Rimini. EOLICO: NO A UNO SCONTRO IDEOLOGICO

EOLICO: NO A UNO SCONTRO IDEOLOGICO

Questo il mio articolo pubblicato oggi su Corriere Romagna riguardo il futuro parco eolico di Rimini:

Il progetto eolico off-shore al largo delle coste di Rimini incrocia molti temi legati al futuro del nostro territorio e trovo inaccettabile e pericoloso lo scontro che sta nascendo in provincia tra posizioni antitetiche. Ideologiche e strumentali.

Inutile dire che come MoVimento 5 Stelle guardiamo con favore ad una transizione energetica del Paese che punti sulle energie rinnovabili. L’ambiente rappresenta una delle nostre cinque ‘stelle’.
Ma all’interno di un ampio piano energetico nazionale, che dovrà traghettarci verso un futuro sostenibile, ogni progetto dovrà puntualmente rispondere di inevitabili criticità sollevate da cittadini, imprese e associazioni.

Non tutti gli interventi a favore delle energie rinnovabili sono infatti necessariamente a favore del territorio. Pensiamo ad esempio a pessimi interventi in cui le campagne vengono coperte da pannelli fotovoltaici.

Ogni progetto deve essere approfondito senza pregiudizi per stabilirne gli impatti ambientali e paesaggistici, al fine di far partire un reale confronto in seno alle comunità interessate. Evitando pretestuose contrapposizioni dettate da calcoli politici.

Sul progetto eolico tra Rimini e Cattolica in queste settimane sto tentando di svolgere proprio un’azione di approfondimento e coinvolgimento a vari livelli.
Nei giorni scorsi mi sono recato in Capitaneria di Porto a Rimini per comprendere meglio la richiesta della concessione demaniale; in seguito ho avuto una video call di confronto con Wind 2000, la società che ha presentato questo progetto off-shore. Inoltre ho avuto modo di interfacciarmi con il Presidente della mia commissione, Gianni Pietro Girotto, competente sulla materia, nonché con il Ministro dello Sviluppo Economico Stefano Patuanelli.

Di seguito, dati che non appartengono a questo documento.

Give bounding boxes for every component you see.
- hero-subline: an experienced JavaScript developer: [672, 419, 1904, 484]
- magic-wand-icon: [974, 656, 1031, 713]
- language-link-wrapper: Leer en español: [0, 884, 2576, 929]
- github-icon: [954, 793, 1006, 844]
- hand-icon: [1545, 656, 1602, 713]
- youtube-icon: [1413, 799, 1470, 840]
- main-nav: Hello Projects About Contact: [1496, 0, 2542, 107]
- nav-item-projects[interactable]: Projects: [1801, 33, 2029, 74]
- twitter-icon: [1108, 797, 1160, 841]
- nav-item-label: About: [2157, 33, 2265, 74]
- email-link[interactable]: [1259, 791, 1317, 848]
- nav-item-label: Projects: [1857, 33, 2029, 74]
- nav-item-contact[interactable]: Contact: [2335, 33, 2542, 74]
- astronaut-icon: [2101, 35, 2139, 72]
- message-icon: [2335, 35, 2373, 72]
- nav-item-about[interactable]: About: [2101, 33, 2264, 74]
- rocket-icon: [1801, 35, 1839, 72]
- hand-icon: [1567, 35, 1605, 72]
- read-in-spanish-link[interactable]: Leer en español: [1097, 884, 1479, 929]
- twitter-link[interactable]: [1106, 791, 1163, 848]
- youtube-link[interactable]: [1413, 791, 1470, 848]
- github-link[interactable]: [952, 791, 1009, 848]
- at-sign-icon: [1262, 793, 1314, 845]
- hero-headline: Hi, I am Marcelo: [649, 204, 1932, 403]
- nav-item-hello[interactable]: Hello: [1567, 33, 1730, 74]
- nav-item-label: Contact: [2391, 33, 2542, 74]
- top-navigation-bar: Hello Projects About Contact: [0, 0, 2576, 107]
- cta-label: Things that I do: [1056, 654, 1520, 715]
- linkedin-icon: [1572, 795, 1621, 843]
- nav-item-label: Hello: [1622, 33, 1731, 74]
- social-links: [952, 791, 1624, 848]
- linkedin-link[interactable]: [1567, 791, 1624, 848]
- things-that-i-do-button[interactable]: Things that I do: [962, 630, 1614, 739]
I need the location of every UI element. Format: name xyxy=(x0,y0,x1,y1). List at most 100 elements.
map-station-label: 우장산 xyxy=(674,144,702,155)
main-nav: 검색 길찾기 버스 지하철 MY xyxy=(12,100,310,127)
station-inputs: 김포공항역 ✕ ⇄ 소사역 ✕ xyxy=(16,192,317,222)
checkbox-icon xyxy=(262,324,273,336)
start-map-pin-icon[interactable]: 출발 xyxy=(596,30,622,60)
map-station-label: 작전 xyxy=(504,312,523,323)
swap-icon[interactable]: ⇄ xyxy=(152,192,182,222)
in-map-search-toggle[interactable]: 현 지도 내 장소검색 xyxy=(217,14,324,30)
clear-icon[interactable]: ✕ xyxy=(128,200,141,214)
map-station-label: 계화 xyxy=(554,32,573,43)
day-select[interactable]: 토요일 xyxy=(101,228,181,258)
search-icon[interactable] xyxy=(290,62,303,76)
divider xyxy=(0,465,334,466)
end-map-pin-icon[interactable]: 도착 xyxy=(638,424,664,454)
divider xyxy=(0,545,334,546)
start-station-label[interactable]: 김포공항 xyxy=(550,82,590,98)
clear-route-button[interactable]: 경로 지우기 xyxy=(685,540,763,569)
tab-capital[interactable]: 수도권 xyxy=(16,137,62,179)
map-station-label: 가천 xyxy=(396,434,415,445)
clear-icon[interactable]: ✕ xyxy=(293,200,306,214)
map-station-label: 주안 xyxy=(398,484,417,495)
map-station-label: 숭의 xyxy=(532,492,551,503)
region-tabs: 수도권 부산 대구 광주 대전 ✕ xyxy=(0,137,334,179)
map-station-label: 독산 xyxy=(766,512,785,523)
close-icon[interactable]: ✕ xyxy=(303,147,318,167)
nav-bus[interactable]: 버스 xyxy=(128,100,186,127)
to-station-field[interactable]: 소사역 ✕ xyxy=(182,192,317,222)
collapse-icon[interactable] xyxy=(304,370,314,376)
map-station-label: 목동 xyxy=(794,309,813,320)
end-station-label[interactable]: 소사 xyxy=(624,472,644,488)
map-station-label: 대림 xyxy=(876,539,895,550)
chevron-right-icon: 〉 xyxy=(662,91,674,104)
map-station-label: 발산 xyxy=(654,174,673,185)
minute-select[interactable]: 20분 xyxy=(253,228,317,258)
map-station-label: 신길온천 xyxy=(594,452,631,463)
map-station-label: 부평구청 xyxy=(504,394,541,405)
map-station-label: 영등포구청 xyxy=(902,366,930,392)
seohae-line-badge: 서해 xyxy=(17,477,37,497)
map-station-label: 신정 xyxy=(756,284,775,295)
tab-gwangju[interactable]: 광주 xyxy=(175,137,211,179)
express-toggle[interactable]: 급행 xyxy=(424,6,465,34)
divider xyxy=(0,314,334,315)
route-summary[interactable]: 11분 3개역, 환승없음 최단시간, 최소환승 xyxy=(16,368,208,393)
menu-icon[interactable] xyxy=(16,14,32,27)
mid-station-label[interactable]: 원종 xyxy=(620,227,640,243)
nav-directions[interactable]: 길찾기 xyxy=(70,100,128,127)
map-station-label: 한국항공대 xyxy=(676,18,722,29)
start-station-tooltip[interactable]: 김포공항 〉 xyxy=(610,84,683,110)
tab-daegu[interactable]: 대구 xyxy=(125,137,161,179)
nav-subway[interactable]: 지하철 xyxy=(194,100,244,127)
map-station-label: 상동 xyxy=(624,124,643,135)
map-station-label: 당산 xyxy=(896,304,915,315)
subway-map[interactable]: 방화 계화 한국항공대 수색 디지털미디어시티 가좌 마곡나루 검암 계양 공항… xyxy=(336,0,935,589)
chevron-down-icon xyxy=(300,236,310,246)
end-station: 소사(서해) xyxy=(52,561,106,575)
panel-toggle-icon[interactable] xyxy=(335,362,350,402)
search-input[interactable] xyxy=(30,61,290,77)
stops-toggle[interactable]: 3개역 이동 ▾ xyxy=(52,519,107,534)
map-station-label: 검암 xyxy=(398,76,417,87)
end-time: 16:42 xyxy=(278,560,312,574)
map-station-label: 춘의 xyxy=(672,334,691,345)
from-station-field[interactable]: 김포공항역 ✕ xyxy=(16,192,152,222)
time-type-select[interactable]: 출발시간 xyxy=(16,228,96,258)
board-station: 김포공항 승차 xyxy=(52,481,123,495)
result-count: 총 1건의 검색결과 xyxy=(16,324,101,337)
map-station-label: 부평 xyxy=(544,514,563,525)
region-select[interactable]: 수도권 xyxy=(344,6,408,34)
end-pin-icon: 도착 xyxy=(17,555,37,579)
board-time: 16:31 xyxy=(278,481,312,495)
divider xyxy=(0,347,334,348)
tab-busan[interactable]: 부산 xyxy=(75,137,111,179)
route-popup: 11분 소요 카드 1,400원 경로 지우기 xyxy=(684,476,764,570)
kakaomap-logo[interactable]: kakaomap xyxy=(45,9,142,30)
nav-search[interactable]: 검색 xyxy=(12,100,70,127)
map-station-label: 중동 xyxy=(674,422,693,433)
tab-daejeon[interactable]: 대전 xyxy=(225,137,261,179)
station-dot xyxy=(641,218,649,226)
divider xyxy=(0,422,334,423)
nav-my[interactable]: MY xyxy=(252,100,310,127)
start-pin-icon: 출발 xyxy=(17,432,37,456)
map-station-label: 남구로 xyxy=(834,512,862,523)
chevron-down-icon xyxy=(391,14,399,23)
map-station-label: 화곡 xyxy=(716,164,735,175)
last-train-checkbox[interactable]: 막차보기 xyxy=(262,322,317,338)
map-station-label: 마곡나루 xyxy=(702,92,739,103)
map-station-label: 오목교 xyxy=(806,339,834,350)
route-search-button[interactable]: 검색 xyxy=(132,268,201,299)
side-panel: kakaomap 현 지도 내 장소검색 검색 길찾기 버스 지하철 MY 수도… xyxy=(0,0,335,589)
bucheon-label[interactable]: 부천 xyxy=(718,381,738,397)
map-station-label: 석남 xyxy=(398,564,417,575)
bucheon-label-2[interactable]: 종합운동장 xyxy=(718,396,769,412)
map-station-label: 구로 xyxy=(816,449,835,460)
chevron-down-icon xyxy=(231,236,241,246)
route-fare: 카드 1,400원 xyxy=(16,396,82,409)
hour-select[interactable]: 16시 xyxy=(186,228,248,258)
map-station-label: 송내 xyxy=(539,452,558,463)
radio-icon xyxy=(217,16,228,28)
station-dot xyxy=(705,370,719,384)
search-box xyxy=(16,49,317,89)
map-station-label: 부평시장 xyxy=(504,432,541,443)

Inutile negare che questo ‘parco’ eolico impatterà da un punto di vista paesaggistico sulla nostra Riviera. Ma è altrettanto evidente che il progetto è di grande interesse perché rappresenta un passo concreto per ripensare il paradigma energetico del Paese in chiave sostenibile.

Ci aspetta una fase importante per provare a far convivere questi due aspetti. In vista della fase di presentazione e discussione delle osservazioni alla VIA, la valutazione di impatto ambientale. Il passaggio cruciale in cui tutti gli attori coinvolti tenteranno di far collimare le rispettive posizioni. Noi saremo a quel tavolo. Con un approccio costruttivo.